Journal: Asian journal of andrology
This publication is a narrative review of lutetium-177–labeled PSMA radioligand therapy for prostate cancer, with a focus on metastatic castration-resistant disease.
Key points:
- Clinical context: Prostate cancer that progresses to castration-resistant disease has limited benefit from conventional systemic treatments and poor prognosis. This has driven interest in targeted radionuclide approaches.
- Therapeutic agent: The review centers on 177Lu-PSMA radioligands, especially 177Lu-PSMA-617, highlighted as the most advanced and promising PSMA-targeted radioligand therapy currently in clinical use and approved in 2022.
- Efficacy overview: The authors summarize recent clinical data showing that 177Lu-PSMA therapy can provide meaningful antitumor activity in metastatic castration-resistant prostate cancer (mCRPC), improving disease control in patients who have typically exhausted standard options.
- Safety profile: The review discusses safety evaluations indicating that 177Lu-PSMA is generally manageable from a toxicity standpoint, while still requiring careful monitoring and management of treatment-related adverse effects.
- Limitations and open questions:
- Extension of use: How and whether to extend use beyond mCRPC into earlier or non–castration-resistant settings.
- Treatment sequencing: Optimal sequencing with other systemic therapies (androgen receptor–targeted agents, chemotherapy, PARP inhibitors, etc.).
- Biomarkers and imaging: Need for standardized imaging and molecular biomarkers to select patients, monitor response, and harmonize practice.
- Toxicity management: Further refinement in toxicity prediction and management.
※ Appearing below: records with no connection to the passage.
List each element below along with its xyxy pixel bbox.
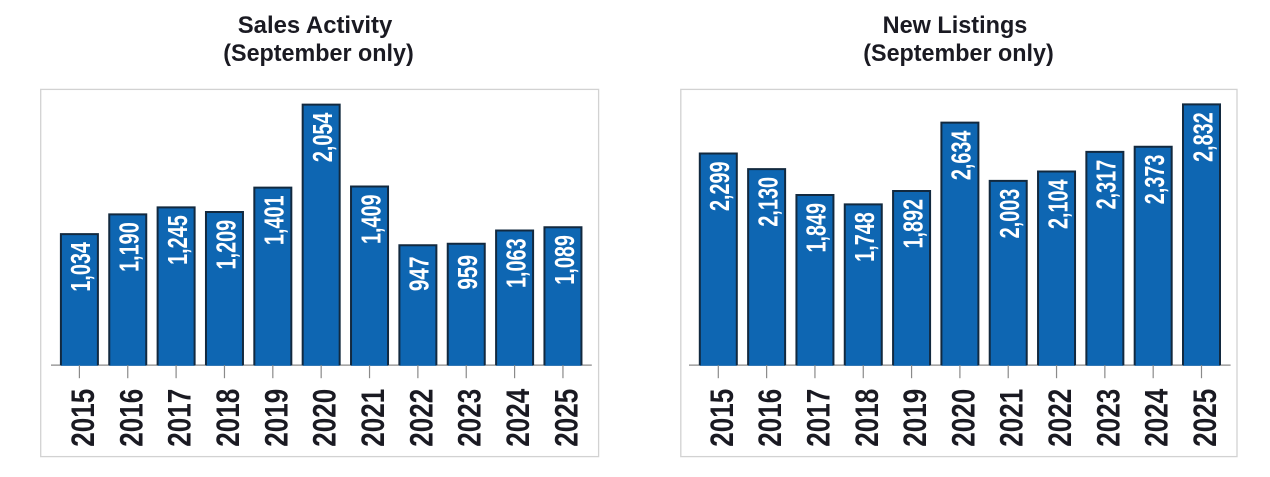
svg-text:2024: 2024	[500, 389, 536, 447]
svg-text:1,849: 1,849	[801, 203, 832, 253]
svg-text:1,209: 1,209	[210, 220, 241, 270]
svg-text:2024: 2024	[1139, 389, 1175, 447]
svg-text:2025: 2025	[548, 389, 584, 447]
svg-text:(September only): (September only)	[863, 40, 1054, 67]
svg-text:2018: 2018	[849, 389, 885, 447]
svg-text:2017: 2017	[162, 389, 198, 447]
svg-text:2017: 2017	[800, 389, 836, 447]
svg-text:2023: 2023	[452, 389, 488, 447]
svg-text:1,089: 1,089	[549, 235, 580, 285]
svg-text:2,130: 2,130	[752, 177, 783, 227]
svg-text:1,190: 1,190	[114, 222, 145, 272]
svg-text:947: 947	[404, 257, 435, 292]
svg-text:2018: 2018	[210, 389, 246, 447]
svg-text:2019: 2019	[897, 389, 933, 447]
svg-text:1,892: 1,892	[897, 199, 928, 249]
svg-text:2020: 2020	[307, 389, 343, 447]
svg-text:2019: 2019	[258, 389, 294, 447]
svg-text:2,003: 2,003	[994, 189, 1025, 239]
svg-text:2025: 2025	[1187, 389, 1223, 447]
svg-text:2015: 2015	[65, 389, 101, 447]
svg-text:1,245: 1,245	[162, 215, 193, 265]
svg-text:2015: 2015	[704, 389, 740, 447]
svg-text:2023: 2023	[1090, 389, 1126, 447]
svg-text:2016: 2016	[752, 389, 788, 447]
svg-text:2,299: 2,299	[704, 161, 735, 211]
svg-text:2,634: 2,634	[946, 130, 977, 180]
svg-text:New Listings: New Listings	[883, 12, 1028, 39]
svg-text:2,317: 2,317	[1091, 160, 1122, 210]
svg-text:1,063: 1,063	[500, 238, 531, 288]
svg-text:Sales Activity: Sales Activity	[238, 12, 393, 39]
svg-text:1,748: 1,748	[849, 212, 880, 262]
svg-text:2016: 2016	[113, 389, 149, 447]
svg-text:1,409: 1,409	[355, 194, 386, 244]
svg-text:2,373: 2,373	[1139, 155, 1170, 205]
svg-text:(September only): (September only)	[223, 40, 414, 67]
svg-text:2021: 2021	[994, 389, 1030, 447]
svg-text:2022: 2022	[1042, 389, 1078, 447]
svg-text:2021: 2021	[355, 389, 391, 447]
svg-text:2,832: 2,832	[1187, 112, 1218, 162]
svg-text:2022: 2022	[403, 389, 439, 447]
svg-text:1,034: 1,034	[65, 242, 96, 292]
svg-text:959: 959	[452, 255, 483, 290]
svg-text:1,401: 1,401	[259, 195, 290, 245]
svg-text:2,054: 2,054	[307, 112, 338, 162]
svg-text:2,104: 2,104	[1042, 179, 1073, 229]
svg-text:2020: 2020	[945, 389, 981, 447]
- Future directions: The authors call for prospective studies to define treatment algorithms, validate biomarkers, clarify long-term outcomes, and optimize integration of PSMA-targeted radioligand therapy into the broader therapeutic landscape.
Overall, the article positions 177Lu-PSMA-617 as a major advance for mCRPC while emphasizing that key aspects of patient selection, timing, and broader application remain to be established.